Гарри Гордон - Поздно. Темно. Далеко
Справа, со стороны той же Аркадии, из-за скал, выскочила моторка, метрах в десяти от пирса сделала крутой вираж и уткнулась, заглохнув, в берег. Смеясь, выскочили две девушки, легко оттолкнули лодку. Парень в лодке повозился с мотором, дернул за веревочку, круто лег на левый борт и помчался обратно. Девушки, прихрамывая на высоких каблуках, подходили. Им было лет по восемнадцать-двадцать. Крупную блондинку звали Марина, она была в розовом и улыбалась. Вторая, маленькая и черная, была в серой кофточке с красным и зеленым люрексом, в плиссированной юбке и белых носочках при черных лодочках. Она явно стеснялась и поглядывала исподлобья, как землеройка. Звали ее Анжела.
— А этот штымп куда поехал? — поздоровался Коля.
— На хату, а может и нет, — смеялась Марина.
— Чего ж не зашел?
— Та то ж Димец!
— А-а, — понял Коля.
Кока ничего не понял, да он и не слышал. Встреча с Игорем была приятной неожиданностью, но было и неприятно и жаль себя, что мир так тесен, что племя младое ходит по его берегам, живет ими, и наверняка интереснее. Если бы это были чужие, ладно. Чужие везде, а так… Будто что-то у нас не получилось.
Скатился Игорь с полной сумкой, подсел к Нелединскому.
— Я вас… тебя хорошо помню. Вы еще с Плющом заходили к нам на Жуковского играть на моем детском бильярде. Помнишь, такой, с никелированными шариками…
Темнело, Анжела все смелее поглядывала на Нелединского, часто смеялась, быстро-быстро постукивая кулачком по коленке. После каждого стакана она становилась все привлекательнее. Кофточка ее оказалась черной, благородного покроя и без всяких блесток. Игорь что-то доказывал, говорил о йогах, о самосовершенстве, о карме. Николай объяснял, что все это модные бредни, и если говорить о творчестве, а Игорь, как он понимает, поэт, то вся эта ахинея и творчество несовместны. Игорь не соглашался, и Нелединский предложил поговорить об этом через десять лет ровно в шесть часов вечера тысяча девятьсот восемьдесят четвертого года. На том и порешили. Игорь исчез. Кто-то темный и высокий подошел от берега, залаяла Шурик.

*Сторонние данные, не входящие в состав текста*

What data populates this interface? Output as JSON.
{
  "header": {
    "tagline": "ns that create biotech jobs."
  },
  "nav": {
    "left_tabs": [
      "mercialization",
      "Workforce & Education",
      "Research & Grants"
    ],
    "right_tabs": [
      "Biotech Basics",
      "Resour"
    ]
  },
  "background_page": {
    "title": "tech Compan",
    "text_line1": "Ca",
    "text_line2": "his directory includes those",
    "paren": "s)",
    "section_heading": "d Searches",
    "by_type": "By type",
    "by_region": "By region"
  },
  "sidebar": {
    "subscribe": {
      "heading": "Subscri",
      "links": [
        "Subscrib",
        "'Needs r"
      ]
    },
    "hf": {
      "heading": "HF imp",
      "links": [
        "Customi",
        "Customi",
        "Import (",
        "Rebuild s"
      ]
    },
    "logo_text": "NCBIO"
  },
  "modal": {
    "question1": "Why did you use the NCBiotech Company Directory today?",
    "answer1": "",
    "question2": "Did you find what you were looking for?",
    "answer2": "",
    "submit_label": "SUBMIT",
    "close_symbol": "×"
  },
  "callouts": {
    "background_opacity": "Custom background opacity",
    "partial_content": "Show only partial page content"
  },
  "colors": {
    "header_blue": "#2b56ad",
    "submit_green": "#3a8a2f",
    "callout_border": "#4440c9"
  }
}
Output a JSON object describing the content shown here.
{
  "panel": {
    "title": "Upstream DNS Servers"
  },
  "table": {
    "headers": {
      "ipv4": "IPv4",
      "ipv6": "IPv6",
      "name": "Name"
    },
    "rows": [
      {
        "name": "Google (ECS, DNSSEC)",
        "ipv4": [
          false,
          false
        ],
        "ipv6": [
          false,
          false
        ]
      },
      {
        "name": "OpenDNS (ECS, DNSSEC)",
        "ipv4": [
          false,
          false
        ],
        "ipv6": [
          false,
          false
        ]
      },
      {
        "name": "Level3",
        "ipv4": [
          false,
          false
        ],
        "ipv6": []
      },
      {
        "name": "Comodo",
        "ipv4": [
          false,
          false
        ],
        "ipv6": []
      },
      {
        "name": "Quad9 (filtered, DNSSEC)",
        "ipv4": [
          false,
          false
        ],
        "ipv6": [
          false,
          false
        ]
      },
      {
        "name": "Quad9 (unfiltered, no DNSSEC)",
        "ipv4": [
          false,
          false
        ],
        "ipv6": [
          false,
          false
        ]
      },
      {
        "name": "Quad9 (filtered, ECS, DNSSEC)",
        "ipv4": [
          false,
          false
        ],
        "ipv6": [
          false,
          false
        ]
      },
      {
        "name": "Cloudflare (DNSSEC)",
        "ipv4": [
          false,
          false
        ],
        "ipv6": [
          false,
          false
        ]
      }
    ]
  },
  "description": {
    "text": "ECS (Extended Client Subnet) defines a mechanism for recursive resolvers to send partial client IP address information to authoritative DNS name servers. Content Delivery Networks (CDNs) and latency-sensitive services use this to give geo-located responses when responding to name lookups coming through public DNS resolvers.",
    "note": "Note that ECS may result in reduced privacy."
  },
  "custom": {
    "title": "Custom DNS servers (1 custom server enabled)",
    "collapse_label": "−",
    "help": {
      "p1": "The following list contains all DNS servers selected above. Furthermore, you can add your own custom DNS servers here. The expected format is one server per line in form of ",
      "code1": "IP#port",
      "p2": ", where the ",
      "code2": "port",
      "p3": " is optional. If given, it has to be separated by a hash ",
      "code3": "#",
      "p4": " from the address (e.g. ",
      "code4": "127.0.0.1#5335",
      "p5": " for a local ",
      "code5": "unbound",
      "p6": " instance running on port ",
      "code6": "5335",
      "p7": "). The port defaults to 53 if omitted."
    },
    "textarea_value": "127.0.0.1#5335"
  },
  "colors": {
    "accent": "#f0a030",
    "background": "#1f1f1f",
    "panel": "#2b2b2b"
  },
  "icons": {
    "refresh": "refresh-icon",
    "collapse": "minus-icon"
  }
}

— Добрый вечер всем, — сказал благообразный старик с загорелой бритой головой.
— Привет, Семеныч, — ответил Коля.
Семеныч взял налитый стакан, пригляделся к Нелединскому и представился:
— Владислав Семенович Кучинский, профессор лингвистики. Новороссийский университет имени Мечникова. В смысле Новороссия — это край, куда входили губернии…
— Ладно, Семеныч, — устал Коля, — Кела сам бывший одессит.
— Нелединский, — представился Кока, — художник.
— Бывших одесситов не бывает, — строго назидал профессор Семеныч, — где бы они ни жили.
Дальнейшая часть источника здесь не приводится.